The most popular and undisputed founder of this trend is White Girl Problems. From eating disorders to boyfriend problems to expensive cars, @whitegrlproblem never fails to point out the absurd and hilarious (to over 120,00 followers). Though it may only preach to a certain Prada-wearing, Brazilian blowout-type princess, many girls can relate (one way or another).
The close cousin (from Long Island) of White Girl Problems is Jewish Girl Problems. This account may ring true for many Brown students (or UMichigan JAPs for that matter). Jewish Girl Problems touches on Birthright, Matzoh Ball soup, winter breaks in the Caribbean, and much more.
Sorority Girl Problems is really not that different from the previous two Twitter accounts we have seen. Perhaps it focuses more on drinking, partying, and sex, but the same basic comedic strategies apply.

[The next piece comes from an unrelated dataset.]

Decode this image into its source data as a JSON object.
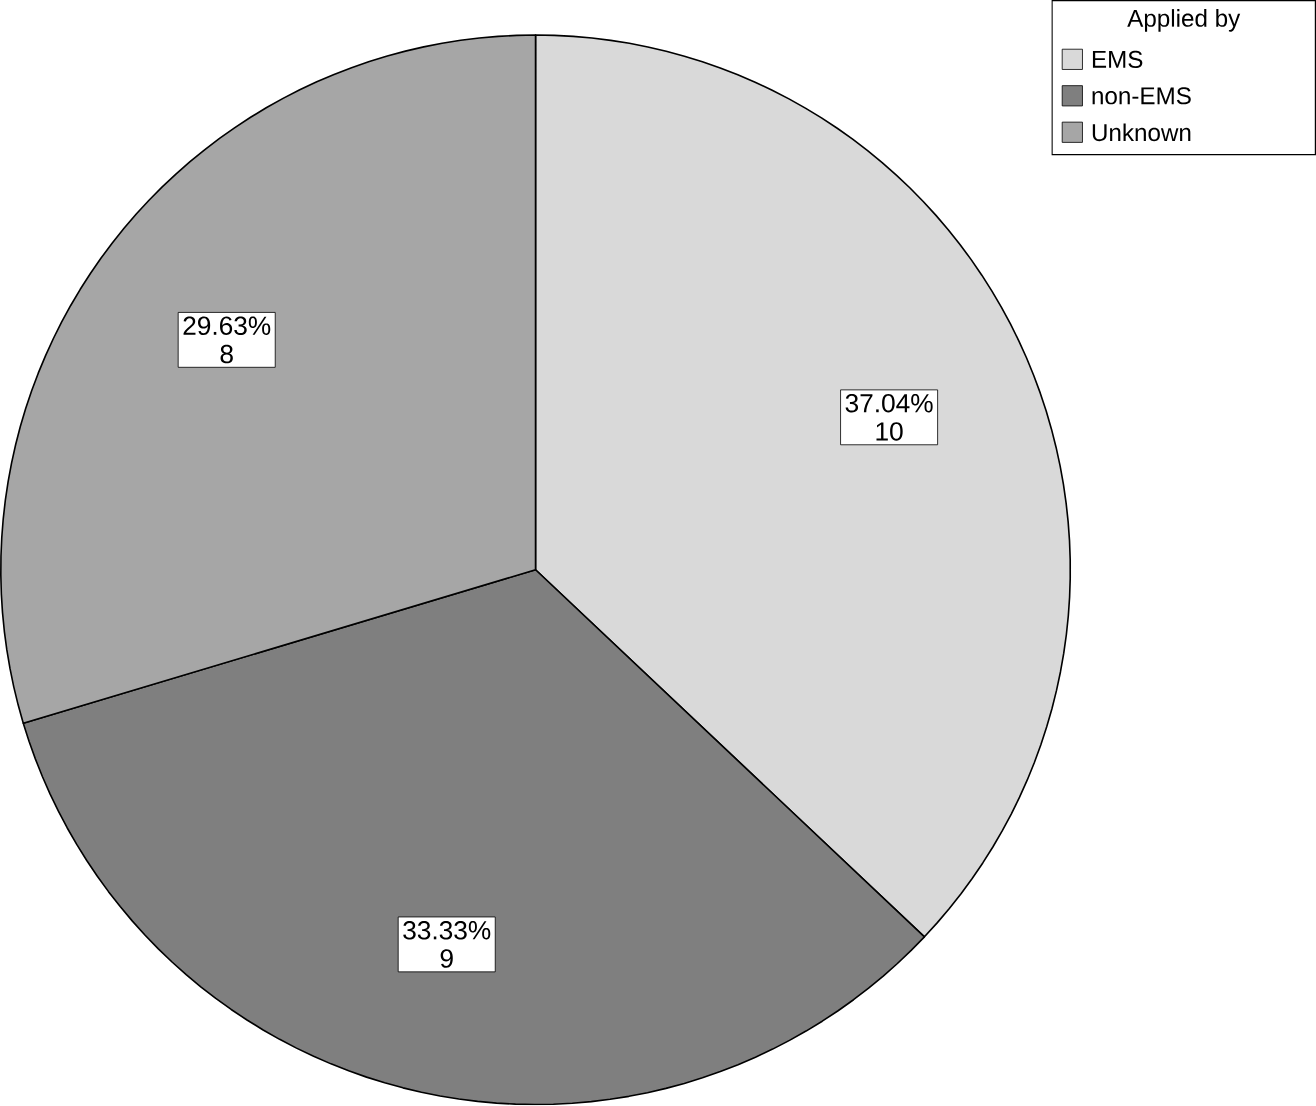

Last (and yes, least) is Cornell Girl Problems, which is just the Cornell version of any of the previous three accounts. Here is a sample post:
Honorable mention: Yale Girl Problems. With only 40 followers, the infant Twitter account uses Yale-specific humor. James Franco references ensue:
Though Cornell and Yale are the only two schools to have girl problem Twitter accounts in the Ivy League, perhaps more are to come. We fear, however, the controversy that would surround the inception of a Brown Girl Problems Twitter (for obvious reasons), so, for now, we Brunonians must cope with what we have.
As we’ve seen, girls have problems, especially that white, Jewish, sorority girl at Cornell.